Миша Иванюта даже со спины угадывал, что майор Кошелев чувствует себя плохо, но неотступно следовал за ним вниз по склону оврага. Прошли глубокую котловину, по дну которой стелилась в тени деревьев хорошо накатанная дорога, поднялись на противоположный склон. У крайней землянки Миша увидел пленных немцев. Они сидели в густой тени сосен и, держа на коленях котелки, выскребали из них ложками кашу. Тут же полулежал на плащ-палатке знакомый Мише переводчик - хилый, желтолицый лейтенант Сурис.
При виде майора Кошелева лейтенант Сурис вскочил на ноги и не очень по-военному доложил, что пленные к допросу готовы.
Тут Миша и напомнил о себе начальнику разведки:
- Товарищ майор! Разрешите представиться: корреспондент дивизионной газеты политрук Иванюта!.. Разрешите...
- Не разрешаю! - яростно взревел Кошелев. - Убирайтесь отсюда и не мешайте мне работать!
- Товарищ майор, но ведь газета...
- Шагом - марш отсюда! - Казалось, Кошелев кинется сейчас на Иванюту с кулаками.
- Товарищ майор... Вам придется давать объяснения комиссару дивизии. Я же не на блины к вам прошусь!

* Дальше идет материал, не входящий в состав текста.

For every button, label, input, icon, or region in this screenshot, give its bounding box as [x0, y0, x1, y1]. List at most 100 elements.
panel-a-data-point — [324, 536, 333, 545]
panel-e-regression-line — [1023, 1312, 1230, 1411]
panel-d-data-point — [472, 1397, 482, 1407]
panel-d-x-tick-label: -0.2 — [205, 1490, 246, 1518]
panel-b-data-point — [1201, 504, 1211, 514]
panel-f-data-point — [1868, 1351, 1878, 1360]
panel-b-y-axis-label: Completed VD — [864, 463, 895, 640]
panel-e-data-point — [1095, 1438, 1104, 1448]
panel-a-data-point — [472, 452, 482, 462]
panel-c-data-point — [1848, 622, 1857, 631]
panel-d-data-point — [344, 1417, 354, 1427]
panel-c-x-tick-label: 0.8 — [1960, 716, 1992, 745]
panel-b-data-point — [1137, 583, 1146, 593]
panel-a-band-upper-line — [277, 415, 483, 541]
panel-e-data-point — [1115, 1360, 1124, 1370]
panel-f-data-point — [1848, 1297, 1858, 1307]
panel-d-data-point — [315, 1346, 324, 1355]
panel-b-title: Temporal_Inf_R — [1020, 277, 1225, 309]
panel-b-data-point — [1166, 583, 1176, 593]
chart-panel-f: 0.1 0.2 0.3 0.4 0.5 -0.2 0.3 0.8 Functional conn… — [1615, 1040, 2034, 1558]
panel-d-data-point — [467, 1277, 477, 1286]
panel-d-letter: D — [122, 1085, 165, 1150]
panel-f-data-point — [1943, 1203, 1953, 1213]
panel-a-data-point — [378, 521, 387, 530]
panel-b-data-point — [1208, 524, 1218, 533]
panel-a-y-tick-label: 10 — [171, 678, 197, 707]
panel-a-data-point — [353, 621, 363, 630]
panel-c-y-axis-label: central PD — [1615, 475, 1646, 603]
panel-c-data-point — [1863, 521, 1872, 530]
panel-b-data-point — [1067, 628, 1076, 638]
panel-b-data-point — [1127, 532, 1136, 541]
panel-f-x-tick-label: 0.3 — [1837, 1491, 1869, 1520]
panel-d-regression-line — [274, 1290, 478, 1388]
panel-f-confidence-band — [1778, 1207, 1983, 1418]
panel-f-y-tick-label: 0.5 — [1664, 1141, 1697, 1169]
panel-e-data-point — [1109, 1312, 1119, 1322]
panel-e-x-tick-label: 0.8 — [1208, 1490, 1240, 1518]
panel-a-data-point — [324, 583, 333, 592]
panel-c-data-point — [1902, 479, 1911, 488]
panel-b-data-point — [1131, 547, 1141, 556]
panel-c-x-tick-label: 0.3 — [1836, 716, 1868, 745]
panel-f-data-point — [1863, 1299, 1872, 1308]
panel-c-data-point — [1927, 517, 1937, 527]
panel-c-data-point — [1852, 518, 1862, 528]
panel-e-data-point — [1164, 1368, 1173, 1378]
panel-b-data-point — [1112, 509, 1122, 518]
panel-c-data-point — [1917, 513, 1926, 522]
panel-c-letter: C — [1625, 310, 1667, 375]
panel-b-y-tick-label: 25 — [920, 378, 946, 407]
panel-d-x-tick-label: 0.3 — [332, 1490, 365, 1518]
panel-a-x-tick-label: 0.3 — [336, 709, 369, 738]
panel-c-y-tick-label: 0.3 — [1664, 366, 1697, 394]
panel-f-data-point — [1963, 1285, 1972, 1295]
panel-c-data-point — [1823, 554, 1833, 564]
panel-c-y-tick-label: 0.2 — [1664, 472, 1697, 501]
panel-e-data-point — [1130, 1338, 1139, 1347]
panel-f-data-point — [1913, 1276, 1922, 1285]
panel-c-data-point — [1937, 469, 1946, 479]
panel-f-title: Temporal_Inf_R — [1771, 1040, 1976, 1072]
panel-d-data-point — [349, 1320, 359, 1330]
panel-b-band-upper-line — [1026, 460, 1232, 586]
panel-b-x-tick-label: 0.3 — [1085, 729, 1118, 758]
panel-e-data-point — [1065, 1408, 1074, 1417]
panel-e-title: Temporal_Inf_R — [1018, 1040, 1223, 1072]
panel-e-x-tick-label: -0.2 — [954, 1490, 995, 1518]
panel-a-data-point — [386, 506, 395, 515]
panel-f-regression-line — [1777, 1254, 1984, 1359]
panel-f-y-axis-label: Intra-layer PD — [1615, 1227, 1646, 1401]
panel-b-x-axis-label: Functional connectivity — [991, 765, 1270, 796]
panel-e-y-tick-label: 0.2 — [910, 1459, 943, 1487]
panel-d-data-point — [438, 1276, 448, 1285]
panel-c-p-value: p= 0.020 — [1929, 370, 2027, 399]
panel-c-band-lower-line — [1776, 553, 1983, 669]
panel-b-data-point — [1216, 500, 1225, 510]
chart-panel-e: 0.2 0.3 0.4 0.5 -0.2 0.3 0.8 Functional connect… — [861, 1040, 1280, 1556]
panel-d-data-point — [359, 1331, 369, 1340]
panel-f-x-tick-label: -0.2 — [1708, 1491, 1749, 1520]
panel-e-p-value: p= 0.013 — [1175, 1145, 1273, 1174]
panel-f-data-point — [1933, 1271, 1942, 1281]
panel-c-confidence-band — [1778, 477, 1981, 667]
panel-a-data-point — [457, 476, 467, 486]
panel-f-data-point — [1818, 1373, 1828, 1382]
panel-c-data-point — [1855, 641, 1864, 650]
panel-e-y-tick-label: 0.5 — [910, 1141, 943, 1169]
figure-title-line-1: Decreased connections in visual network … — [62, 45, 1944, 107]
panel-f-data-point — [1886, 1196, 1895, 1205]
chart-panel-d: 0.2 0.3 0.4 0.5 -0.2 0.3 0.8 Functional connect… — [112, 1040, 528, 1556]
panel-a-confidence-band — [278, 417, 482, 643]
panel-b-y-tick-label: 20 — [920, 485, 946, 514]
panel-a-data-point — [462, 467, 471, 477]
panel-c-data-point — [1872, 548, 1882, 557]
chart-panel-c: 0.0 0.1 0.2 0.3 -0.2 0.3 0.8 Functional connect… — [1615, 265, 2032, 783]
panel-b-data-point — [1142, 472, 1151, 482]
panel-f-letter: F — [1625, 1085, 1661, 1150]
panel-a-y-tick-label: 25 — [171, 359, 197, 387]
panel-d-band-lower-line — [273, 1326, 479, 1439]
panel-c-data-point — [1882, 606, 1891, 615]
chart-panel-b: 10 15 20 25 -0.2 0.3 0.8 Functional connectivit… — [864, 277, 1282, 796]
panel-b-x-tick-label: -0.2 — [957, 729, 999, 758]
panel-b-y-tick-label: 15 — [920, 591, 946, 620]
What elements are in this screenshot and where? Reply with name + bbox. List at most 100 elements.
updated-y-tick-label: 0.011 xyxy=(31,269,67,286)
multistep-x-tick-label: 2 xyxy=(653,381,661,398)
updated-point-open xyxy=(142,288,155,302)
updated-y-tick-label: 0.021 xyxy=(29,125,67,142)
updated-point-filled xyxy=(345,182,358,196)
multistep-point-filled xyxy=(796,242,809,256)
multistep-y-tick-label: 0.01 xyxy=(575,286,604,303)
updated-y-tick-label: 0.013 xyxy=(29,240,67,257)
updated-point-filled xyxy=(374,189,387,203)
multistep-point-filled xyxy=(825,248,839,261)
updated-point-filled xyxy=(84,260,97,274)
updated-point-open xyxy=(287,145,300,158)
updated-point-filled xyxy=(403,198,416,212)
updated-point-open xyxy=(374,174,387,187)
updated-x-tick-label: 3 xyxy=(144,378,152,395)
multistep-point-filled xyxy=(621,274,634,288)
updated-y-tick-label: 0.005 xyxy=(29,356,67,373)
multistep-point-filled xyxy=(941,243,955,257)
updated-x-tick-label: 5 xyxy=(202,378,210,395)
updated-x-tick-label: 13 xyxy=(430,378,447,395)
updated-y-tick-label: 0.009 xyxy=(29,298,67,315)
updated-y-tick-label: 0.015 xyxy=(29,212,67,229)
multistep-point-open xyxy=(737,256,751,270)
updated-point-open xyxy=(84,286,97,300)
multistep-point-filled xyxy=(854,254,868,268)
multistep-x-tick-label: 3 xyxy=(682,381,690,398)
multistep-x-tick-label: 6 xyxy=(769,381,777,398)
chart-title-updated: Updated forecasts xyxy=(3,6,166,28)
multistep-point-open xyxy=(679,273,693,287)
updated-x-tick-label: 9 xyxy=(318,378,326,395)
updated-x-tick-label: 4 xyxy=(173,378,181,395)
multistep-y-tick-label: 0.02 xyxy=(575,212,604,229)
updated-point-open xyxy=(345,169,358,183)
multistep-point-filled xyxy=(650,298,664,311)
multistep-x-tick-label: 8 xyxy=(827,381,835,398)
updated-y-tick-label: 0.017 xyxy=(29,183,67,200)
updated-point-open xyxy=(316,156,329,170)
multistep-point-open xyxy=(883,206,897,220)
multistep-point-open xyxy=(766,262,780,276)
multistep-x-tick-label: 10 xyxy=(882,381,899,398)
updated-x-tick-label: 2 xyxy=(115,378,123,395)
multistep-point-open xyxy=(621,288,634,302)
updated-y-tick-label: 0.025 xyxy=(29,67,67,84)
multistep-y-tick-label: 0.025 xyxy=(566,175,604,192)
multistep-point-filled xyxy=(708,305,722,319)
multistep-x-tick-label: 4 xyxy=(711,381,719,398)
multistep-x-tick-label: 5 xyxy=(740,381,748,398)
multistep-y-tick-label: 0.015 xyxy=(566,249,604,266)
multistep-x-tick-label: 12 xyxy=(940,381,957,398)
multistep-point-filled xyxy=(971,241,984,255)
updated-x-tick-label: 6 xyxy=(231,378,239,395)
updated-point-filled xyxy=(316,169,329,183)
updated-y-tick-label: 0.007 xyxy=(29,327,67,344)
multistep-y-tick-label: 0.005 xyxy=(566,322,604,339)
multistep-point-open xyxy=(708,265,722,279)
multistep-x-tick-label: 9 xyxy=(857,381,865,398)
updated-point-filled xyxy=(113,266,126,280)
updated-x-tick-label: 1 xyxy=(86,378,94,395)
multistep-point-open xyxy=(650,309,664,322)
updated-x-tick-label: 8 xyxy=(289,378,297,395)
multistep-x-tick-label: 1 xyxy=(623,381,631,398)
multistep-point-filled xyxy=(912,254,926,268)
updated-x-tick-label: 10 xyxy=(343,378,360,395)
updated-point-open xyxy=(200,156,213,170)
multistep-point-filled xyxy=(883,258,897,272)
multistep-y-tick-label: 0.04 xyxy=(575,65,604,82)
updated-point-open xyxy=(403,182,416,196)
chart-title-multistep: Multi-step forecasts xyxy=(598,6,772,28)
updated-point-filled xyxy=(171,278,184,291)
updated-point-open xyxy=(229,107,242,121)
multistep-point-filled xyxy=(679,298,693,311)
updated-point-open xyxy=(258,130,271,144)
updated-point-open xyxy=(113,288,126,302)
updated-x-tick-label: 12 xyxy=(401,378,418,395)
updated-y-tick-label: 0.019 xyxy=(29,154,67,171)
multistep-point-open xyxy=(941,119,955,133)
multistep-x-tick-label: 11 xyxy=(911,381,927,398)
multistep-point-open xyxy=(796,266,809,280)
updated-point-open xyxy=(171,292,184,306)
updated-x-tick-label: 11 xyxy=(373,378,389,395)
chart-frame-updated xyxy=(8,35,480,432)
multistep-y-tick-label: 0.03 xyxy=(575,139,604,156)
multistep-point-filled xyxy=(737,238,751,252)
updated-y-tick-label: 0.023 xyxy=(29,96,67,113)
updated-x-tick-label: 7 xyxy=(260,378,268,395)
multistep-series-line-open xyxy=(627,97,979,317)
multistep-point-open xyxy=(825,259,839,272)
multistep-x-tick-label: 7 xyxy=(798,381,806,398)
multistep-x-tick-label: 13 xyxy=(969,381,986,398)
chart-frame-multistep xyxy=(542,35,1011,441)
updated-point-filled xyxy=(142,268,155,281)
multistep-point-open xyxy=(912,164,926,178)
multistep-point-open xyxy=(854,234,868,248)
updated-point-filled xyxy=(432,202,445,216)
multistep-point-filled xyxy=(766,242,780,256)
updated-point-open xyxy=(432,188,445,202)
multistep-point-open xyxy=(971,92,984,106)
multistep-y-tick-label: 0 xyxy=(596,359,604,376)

Мише показалось, что последние его слова облагоразумили Кошелева. Он как-то сник, отвернулся от Иванюты и, достав папиросы, неторопливо закурил. Потом оценивающим взглядом посмотрел на пленных и уселся на казарменную табуретку, стоявшую у входа в землянку. На Иванюту взглянул уже как бы нехотя и спокойно изрек:
- Политрук, я тебя очень прошу... Сгинь с моих глаз.
- Ну хорошо! - с язвинкой в голосе сказал Миша. - Я уйду-сгину... Но потом явитесь вы, товарищ майор Кошелев, пред ясные очи парткомиссии.
- Явлюсь, ладно, - устало, почти миролюбиво ответил Кошелев и махнул на Иванюту рукой так, будто сталкивал его откуда-то.